Every week at All Saints Church we put our faith into action — and this week we are asking everyone to send a message to their United States Senators urging them to support the Equality Act.
Members of the House of Representatives recently passed the Equality Act (H.R. 5) with 224 votes in favor. This bill is a piece of federal legislation that would for the first time include sexual orientation and gender identity alongside race, gender, religion, national origin, age, and disability as protected classes where federal law bans discrimination. The Equality Act passed in the House of Representatives in May 2019, but it never received a vote in the Senate.

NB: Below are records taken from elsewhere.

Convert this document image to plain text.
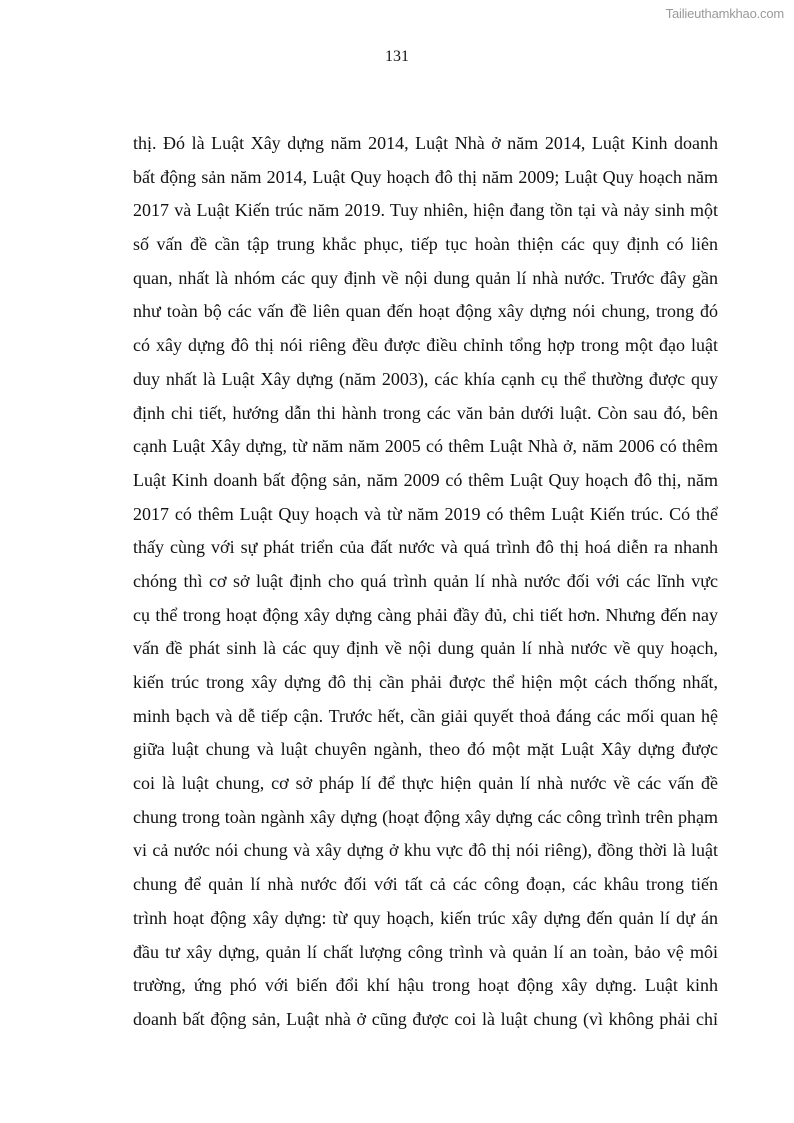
Tailieuthamkhao.com
131
thị. Đó là Luật Xây dựng năm 2014, Luật Nhà ở năm 2014, Luật Kinh doanh
bất động sản năm 2014, Luật Quy hoạch đô thị năm 2009; Luật Quy hoạch năm
2017 và Luật Kiến trúc năm 2019. Tuy nhiên, hiện đang tồn tại và nảy sinh một
số vấn đề cần tập trung khắc phục, tiếp tục hoàn thiện các quy định có liên
quan, nhất là nhóm các quy định về nội dung quản lí nhà nước. Trước đây gần
như toàn bộ các vấn đề liên quan đến hoạt động xây dựng nói chung, trong đó
có xây dựng đô thị nói riêng đều được điều chỉnh tổng hợp trong một đạo luật
duy nhất là Luật Xây dựng (năm 2003), các khía cạnh cụ thể thường được quy
định chi tiết, hướng dẫn thi hành trong các văn bản dưới luật. Còn sau đó, bên
cạnh Luật Xây dựng, từ năm năm 2005 có thêm Luật Nhà ở, năm 2006 có thêm
Luật Kinh doanh bất động sản, năm 2009 có thêm Luật Quy hoạch đô thị, năm
2017 có thêm Luật Quy hoạch và từ năm 2019 có thêm Luật Kiến trúc. Có thể
thấy cùng với sự phát triển của đất nước và quá trình đô thị hoá diễn ra nhanh
chóng thì cơ sở luật định cho quá trình quản lí nhà nước đối với các lĩnh vực
cụ thể trong hoạt động xây dựng càng phải đầy đủ, chi tiết hơn. Nhưng đến nay
vấn đề phát sinh là các quy định về nội dung quản lí nhà nước về quy hoạch,
kiến trúc trong xây dựng đô thị cần phải được thể hiện một cách thống nhất,
minh bạch và dễ tiếp cận. Trước hết, cần giải quyết thoả đáng các mối quan hệ
giữa luật chung và luật chuyên ngành, theo đó một mặt Luật Xây dựng được
coi là luật chung, cơ sở pháp lí để thực hiện quản lí nhà nước về các vấn đề
chung trong toàn ngành xây dựng (hoạt động xây dựng các công trình trên phạm
vi cả nước nói chung và xây dựng ở khu vực đô thị nói riêng), đồng thời là luật
chung để quản lí nhà nước đối với tất cả các công đoạn, các khâu trong tiến
trình hoạt động xây dựng: từ quy hoạch, kiến trúc xây dựng đến quản lí dự án
đầu tư xây dựng, quản lí chất lượng công trình và quản lí an toàn, bảo vệ môi
trường, ứng phó với biến đổi khí hậu trong hoạt động xây dựng. Luật kinh
doanh bất động sản, Luật nhà ở cũng được coi là luật chung (vì không phải chỉ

The Episcopal Church fully supports people of all sexual orientations and gender identities as children of God and recognizes their entitlement to full civil rights. In 2009, General Convention passed four resolutions supporting the lives and ministries of transgender people both within and outside the church, two of which urged support of transgender equality at the federal, state, and municipal levels. Convention has supported similar efforts to the Equality Act such as the Employment Non-Discrimination Act, which proposed including sexual orientation and gender identity-based protections in federal employment law (GC ’09).
Last summer, Presiding Bishop Curry and President of the House of Deputies Jennings signed onto an amicus brief with other faith leaders and organizations for the Bostock v. Clayton County Supreme Court case regarding LGBTQ discrimination in the workplace. In a historic decision, the U.S. Supreme Court ruled that the 1964 Civil Rights Act protects gay, lesbian, and transgender employees from discrimination based on sex. The Equality Act would also extend protections to include housing, education, access to public spaces, and more.
As it stands today, less than half of all states have explicit laws banning discrimination on the basis of sexual orientation or gender identity despite broad support from the American public for providing protections. The Equality Act would guarantee these long-overdue protections in every state by providing explicit language for protection in the Civil Rights Act of 1964, the Fair Housing Act, the Equal Credit Opportunity Act, and more.
By advocating against discriminatory laws, by supporting non-discrimination laws, by seeking to better understand gender identity and expression as part of God’s creation of humanity, and by communicating our position as Christians to our leaders and elected officials, we make tangible our promise to respect the dignity of every human being.